Nunca entendí esa costumbre de sentarse a leer en el inodoro. No entiendo cómo bajarse los pantalones ―o la pollera― puede predisponer para la lectura. Una silla, un banco de plaza, la cama, el piso, estar de pie con la espalda apoyada contra una pared, un asiento del colectivo, del avión o del tren; cualquier opción es mejor que un retrete, es decir, un dispositivo cuyo propósito es evacuar todas las pruebas materiales de que Dios no existe (como pudo haber dicho Milan Kundera, quien creía que “ningún Dios podría haber concebido una forma de vida en la que fuera necesario cagar”). Dedicarle más de dos o tres minutos a la excreción es un despropósito. Además, cualquiera que haya visto Arma mortal 2 sabe de los riesgos de sentarse a leer en el baño: un grupo de racistas sudafricanos podría haber escondido una bomba bajo la taza.
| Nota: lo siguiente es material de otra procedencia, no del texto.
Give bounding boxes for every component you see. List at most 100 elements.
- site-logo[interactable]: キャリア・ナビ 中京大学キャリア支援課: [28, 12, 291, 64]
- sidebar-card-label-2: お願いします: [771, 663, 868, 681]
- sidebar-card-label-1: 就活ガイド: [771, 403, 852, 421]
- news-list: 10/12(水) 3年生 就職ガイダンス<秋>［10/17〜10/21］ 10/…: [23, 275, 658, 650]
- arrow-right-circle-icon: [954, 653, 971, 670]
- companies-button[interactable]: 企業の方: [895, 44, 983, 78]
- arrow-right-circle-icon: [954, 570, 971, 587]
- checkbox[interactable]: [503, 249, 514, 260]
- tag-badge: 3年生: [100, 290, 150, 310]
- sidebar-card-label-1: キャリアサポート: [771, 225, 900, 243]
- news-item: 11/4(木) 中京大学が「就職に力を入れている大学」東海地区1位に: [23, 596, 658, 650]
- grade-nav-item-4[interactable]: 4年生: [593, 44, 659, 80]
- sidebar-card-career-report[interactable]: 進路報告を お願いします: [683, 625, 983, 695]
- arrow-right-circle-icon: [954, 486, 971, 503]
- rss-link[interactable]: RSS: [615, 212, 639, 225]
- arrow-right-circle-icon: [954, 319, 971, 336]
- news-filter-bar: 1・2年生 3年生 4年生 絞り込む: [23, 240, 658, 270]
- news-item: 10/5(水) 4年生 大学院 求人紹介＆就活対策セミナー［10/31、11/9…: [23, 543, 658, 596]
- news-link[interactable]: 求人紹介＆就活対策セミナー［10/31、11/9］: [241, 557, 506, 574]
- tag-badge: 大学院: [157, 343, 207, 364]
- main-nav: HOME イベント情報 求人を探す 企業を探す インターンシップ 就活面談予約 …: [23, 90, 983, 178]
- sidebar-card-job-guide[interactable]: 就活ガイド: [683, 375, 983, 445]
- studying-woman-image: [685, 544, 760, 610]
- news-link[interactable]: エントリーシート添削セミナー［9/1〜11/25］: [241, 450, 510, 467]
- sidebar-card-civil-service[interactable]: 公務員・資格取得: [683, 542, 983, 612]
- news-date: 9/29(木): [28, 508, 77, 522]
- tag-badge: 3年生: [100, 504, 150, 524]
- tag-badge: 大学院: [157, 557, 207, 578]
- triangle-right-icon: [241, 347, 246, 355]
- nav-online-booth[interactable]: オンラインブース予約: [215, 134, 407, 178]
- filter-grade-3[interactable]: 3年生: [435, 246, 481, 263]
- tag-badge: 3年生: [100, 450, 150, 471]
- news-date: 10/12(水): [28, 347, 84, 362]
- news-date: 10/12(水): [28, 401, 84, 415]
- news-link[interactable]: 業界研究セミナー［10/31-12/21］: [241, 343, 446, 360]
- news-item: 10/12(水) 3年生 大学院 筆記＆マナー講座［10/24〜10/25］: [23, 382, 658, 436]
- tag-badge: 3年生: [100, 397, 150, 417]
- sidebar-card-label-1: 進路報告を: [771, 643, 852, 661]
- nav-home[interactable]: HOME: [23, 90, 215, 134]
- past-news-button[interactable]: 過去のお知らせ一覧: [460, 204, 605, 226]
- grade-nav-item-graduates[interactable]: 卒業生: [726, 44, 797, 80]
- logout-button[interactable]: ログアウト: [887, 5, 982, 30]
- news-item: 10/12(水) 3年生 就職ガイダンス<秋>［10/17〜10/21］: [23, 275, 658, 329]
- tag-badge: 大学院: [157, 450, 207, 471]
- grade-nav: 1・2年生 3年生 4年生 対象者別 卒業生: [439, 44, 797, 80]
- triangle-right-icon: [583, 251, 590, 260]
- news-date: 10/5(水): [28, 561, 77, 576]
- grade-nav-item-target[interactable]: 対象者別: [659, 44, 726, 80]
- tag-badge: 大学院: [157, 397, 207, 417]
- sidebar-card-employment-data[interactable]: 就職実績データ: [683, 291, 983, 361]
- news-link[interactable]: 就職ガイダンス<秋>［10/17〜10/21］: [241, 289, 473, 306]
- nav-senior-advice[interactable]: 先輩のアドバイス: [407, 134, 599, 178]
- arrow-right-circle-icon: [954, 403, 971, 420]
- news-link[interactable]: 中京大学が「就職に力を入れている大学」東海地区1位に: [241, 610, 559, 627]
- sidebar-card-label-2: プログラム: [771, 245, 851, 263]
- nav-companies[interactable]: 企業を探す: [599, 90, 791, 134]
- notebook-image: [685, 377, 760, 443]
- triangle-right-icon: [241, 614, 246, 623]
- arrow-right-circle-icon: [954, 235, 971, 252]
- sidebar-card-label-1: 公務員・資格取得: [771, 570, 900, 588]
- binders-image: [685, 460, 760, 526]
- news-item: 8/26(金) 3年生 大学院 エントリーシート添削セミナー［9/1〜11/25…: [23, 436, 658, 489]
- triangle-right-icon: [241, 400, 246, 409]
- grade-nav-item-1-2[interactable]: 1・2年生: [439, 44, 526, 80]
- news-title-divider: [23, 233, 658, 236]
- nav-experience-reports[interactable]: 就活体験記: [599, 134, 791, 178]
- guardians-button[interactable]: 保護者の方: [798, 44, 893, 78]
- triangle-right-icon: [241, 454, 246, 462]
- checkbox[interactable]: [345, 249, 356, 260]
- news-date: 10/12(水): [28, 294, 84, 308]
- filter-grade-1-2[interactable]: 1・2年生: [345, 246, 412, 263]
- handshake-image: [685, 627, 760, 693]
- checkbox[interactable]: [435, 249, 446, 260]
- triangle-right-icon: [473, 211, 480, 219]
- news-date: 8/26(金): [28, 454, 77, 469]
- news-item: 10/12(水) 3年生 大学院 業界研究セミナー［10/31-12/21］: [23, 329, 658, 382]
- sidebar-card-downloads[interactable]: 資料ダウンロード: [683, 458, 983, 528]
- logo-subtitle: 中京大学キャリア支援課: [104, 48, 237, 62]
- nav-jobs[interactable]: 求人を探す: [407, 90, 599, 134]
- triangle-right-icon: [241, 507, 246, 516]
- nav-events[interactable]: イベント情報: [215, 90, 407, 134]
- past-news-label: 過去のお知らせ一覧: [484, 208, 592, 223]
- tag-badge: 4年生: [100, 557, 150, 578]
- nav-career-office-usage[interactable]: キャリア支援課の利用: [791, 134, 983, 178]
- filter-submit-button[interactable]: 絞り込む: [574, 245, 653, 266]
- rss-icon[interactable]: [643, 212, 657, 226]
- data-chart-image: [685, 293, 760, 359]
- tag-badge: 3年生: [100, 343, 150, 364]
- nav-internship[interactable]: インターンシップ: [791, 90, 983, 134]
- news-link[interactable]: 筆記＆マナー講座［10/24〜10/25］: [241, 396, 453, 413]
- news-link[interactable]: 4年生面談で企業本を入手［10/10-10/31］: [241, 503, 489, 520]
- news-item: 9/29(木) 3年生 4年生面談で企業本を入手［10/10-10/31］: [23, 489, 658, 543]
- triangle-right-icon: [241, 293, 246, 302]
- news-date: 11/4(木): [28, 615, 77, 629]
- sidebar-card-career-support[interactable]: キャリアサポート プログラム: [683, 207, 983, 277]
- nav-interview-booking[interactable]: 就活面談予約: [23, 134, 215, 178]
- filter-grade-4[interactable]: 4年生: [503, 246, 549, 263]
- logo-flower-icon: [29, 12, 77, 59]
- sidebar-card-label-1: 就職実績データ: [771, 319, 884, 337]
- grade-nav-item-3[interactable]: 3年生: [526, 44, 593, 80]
En los últimos años aparecieron varios estudios que enfatizaban las virtudes de leer en el inodoro, o por el contrario, los problemas que puede traer aparejados. Relajamiento por un lado, contaminación microbiana por el otro. Al final todo termina con la anécdota de que Henry Miller leyó el Ulises de James Joyce en el excusado.

Hay mucha pose alrededor de la lectura en el inodoro. No hace falta ser Sherlock Holmes para notar que mucho material de lectura de tocador fue cuidadosamente elegido para impresionar a las posibles visitas. Cuando pasan al baño de alguien y se encuentran con Vidas de los sofistas de Filóstrato de Atenas casualmente a la vista, ahí tienen a alguien que dedicó mucho tiempo no a evacuar las heces sino a cavilar cómo forjarse una reputación de erudito. En ese sentido, me parece más natural encontrar el diario del día doblado sobre el bidet. Me lo creo más. Aunque no por ello pueda aceptar que el inodoro es el mejor sitio para leerlo; ni siquiera un inodoro público en una estación de servicios o en los sanitarios de un edificio de oficinas, como suelen insistir en las películas.

Las películas han forjado muchas imágenes discutibles respecto a los usos del baño. Ya no hablo sólo del inodoro, sino del cuarto de baño en general. Por ejemplo, el cliché fílmico de escuchar música en la bañera con auriculares. Aunque soy un fundamentalista de la ducha y tampoco entiendo esa costumbre de quedarse adormilado en una bañera llena de espuma, puedo aceptar que resulta un poco menos absurda que leer a Filóstrato de Atenas en el inodoro. Un poco menos, sólo un poco, pues el sitio de relax suele estar ubicado a medio metro del recipiente de lectura en el que se excretan las defecaciones corporales. Las personas que escuchan música en las películas suelen ser señoritas que rápidamente serán atacadas por babosas extraterrestres, asesinos seriales o Freddy Krueger. Siempre me maravilló la rapidez con que se adormecen, la tranquilidad de sus rostros. Una vez hice el experimento y apenas aguanté media canción. El cable de los auriculares se metía en el agua y temía que se estropearan; luego estaba el problema de agarrar el iPod con las manos mojadas. Ponerse los cascos para relajarse en la bañera me resultó casi tan inadmisible como dedicar más de dos minutos diarios al inodoro. Digamos entonces que el secreto para una buena vida está en entrar y salir del baño lo más rápido posible.